Révélées au grand public en 1920, les créations de Dufy rencontrent un franc succès auprès des personnalités aisées de l’avant-garde et des couturiers, plus nombreux après-guerre à choisir ses tissus parmi ceux proposés par la maison. Elles sont d’ailleurs fréquemment présentées dans les magazines de mode, notamment Vogue et La Gazette du Bon Ton, où la mention de l’artiste passe sur le même plan que celle de la maison qui l’emploie.
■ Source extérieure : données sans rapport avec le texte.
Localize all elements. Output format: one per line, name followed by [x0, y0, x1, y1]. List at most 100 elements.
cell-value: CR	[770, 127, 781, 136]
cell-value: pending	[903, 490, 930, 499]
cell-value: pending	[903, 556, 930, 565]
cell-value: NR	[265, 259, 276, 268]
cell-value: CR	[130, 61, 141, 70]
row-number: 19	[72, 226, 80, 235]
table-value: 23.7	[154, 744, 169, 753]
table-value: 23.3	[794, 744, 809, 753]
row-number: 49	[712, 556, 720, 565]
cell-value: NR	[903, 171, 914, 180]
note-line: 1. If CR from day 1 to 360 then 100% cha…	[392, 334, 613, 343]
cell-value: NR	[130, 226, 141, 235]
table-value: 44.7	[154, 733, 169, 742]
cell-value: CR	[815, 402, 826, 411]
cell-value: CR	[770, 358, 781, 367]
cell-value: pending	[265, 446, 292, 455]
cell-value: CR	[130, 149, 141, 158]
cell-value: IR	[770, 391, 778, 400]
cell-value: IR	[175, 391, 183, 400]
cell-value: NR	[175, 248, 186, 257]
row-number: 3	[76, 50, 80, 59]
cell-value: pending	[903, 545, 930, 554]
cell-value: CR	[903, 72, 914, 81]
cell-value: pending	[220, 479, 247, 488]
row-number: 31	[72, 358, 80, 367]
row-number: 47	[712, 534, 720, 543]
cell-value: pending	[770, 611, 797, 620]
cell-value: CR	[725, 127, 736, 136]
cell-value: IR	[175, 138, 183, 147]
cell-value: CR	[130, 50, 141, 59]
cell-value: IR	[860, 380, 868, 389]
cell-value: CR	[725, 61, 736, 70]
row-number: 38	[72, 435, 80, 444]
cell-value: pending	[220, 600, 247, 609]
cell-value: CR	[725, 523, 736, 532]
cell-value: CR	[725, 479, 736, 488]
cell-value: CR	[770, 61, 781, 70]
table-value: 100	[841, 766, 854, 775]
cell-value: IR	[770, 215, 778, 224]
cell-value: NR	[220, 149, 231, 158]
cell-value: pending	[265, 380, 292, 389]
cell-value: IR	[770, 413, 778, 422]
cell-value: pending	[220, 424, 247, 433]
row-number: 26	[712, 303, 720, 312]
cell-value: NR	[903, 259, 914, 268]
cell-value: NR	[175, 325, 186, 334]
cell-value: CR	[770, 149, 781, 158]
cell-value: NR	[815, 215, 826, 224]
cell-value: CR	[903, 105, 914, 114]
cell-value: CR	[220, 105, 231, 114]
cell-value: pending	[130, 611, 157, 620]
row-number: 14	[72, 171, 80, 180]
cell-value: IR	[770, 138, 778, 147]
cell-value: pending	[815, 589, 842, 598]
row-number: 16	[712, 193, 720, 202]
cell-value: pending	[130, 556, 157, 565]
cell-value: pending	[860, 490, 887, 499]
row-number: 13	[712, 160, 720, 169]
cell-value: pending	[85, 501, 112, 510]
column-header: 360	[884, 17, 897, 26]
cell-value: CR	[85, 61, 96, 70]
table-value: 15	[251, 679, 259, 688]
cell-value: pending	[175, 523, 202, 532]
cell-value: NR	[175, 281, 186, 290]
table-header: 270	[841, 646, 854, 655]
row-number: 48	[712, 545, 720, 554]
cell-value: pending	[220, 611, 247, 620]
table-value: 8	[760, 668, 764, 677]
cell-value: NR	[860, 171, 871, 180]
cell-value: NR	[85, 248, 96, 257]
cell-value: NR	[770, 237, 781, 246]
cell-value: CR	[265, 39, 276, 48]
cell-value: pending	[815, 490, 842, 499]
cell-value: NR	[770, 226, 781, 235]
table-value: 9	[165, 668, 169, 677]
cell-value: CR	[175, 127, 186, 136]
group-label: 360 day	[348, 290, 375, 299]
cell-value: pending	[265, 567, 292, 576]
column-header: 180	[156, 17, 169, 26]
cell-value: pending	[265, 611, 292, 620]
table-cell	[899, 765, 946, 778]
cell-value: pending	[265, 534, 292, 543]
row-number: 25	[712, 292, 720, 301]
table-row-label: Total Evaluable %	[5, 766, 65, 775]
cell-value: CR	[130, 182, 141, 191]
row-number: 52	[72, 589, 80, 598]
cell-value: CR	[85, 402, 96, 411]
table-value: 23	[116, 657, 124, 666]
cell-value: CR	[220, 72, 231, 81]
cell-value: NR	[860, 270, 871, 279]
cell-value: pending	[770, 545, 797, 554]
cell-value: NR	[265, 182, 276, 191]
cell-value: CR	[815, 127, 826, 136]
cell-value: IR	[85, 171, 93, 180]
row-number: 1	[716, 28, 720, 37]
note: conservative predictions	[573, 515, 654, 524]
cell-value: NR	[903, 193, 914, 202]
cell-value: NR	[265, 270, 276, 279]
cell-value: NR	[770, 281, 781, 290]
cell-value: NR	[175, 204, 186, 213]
Dufy est le premier et le seul artiste parisien indépendant à avoir été engagé par Bianchini-Férier. Les premières collections de la maison, créée en 1888, suivent le courant d’inspiration XVIIIe, mis à la mode par l’impératrice Eugénie. Dès le début du XXe siècle cependant, Charles Bianchini se montre sensible à la nouvelle esthétique Arts and Craft émergeant en Angleterre, suivie par l’influence des dessinateurs viennois de la Wiener Werkstätte. Mais les archives de la maison à cette époque conservent également des échantillons et des dessins imitant des batiks indonésiens, des toiles de Jouy et des tissus persans.
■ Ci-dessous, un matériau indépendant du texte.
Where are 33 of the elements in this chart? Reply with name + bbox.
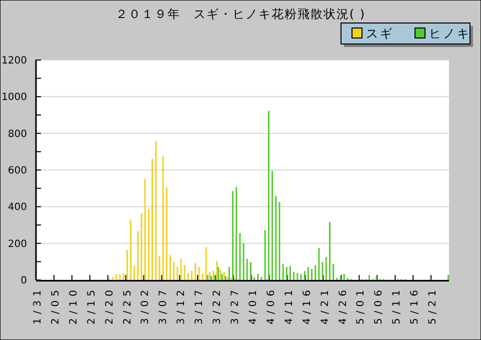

Dufy initie le tournant majeur que prend la production sous son influence à partir de son engagement en 1912. Il réinterprète les thèmes traditionnels, conserve le goût qu’avaient les dessinateurs lyonnais des XVIIIe et XIXe siècles pour l’utilisation d’un répertoire décoratif floral et figuratif, mais transforme la manière de concevoir les motifs dans l’espace. Plus aucun cadre, ni de bordure, ne compartimentent ses dessins. Le respect de l’échelle entre les végétaux et le motif principal est aboli, comme la perspective mathématique : « il n’y a que des couleurs dont les rapports entre eux créent l’espace, et c’est tout » (dans Pierre Courthion, « Mes conversations avec le peintre », préface du catalogue Raoul Dufy, Genève, musée d’Art et d’Histoire, 1952). Ce tissu était conservé dans les archives de la maison Bianchini-Férier, mises en vente par Christies’s en décembre 1999. Une grande partie de celles-ci fut acquise par le musée historique des Tissus grâce au concours du ministère de la Culture, de la Direction des musées de France (Fonds du patrimoine) et de la Direction régionale des Affaires culturelles (Fonds régional d’acquisition pour les musées de la Région Rhône-Alpes), de la Ville de Lyon, du département du Rhône et d’une souscription publique réunissant des particuliers, la Société des amis des musées et des entreprises. Cet achat majeur pour le musée est venu compléter le corpus de tissus d’après Raoul Dufy édités par Bianchini-Férier qui s’était peu à peu constitué depuis un premier don de la maison suite à la Foire de Lyon de 1923.